Sandhills, Nebraska — Mike and Kayla Wintz run a ranch deep in Nebraska’s sandhills, so remote that Mike says a gallon of milk is more than an hour away.
In March the Morrill Fire, the largest wildfire in Nebraska history, burned roughly 1,000 square miles of ranchland, including the 11,000 acres the Wintzes lease. With the grass gone, their cattle had nothing to graze and the couple faced the real possibility of losing their livelihood.
Then help started arriving. Mike estimates he has received about $80,000 worth of hay, much of it from people who asked to remain anonymous. The Wintzes say the donors didn’t want recognition — they just wanted to help.
Volunteer coordinator Sara Cover has been fielding calls and matching incoming donations with ranchers who lost feed. At the peak, she handled as many as 200 calls a day. Long convoys of 20-plus trucks have rolled into the area, sometimes greeted by schoolchildren cheering the deliveries.

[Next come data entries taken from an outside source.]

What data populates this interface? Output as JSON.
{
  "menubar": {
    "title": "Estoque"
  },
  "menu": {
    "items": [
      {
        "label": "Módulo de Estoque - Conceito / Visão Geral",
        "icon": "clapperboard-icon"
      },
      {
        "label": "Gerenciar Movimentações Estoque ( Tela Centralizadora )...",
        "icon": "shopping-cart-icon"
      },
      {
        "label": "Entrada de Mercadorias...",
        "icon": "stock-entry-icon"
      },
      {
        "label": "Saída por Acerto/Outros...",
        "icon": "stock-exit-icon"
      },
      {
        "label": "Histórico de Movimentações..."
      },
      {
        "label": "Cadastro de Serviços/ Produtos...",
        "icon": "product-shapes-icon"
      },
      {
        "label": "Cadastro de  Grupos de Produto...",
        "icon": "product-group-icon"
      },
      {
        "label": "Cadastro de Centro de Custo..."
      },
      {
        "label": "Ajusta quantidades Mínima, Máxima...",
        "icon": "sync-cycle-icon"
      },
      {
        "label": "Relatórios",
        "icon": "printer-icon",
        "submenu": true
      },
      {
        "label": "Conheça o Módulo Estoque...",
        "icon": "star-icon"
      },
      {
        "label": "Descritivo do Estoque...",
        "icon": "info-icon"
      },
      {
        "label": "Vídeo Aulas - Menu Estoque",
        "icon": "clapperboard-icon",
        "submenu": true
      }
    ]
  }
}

Donations came from thousands of farmers, ranchers and truck drivers, some traveling from as far as South Carolina. No one in the affected communities had to put out a formal plea for aid; the assistance arrived naturally. Many of the ranchers who received help insisted it be shared, asking organizers to send hay to neighbors in even worse shape first.
The outpouring of anonymous generosity, coordination by volunteers and the long-haul efforts of those who delivered hay have provided immediate relief and a reminder that even in isolated places, people don’t have to face disaster alone.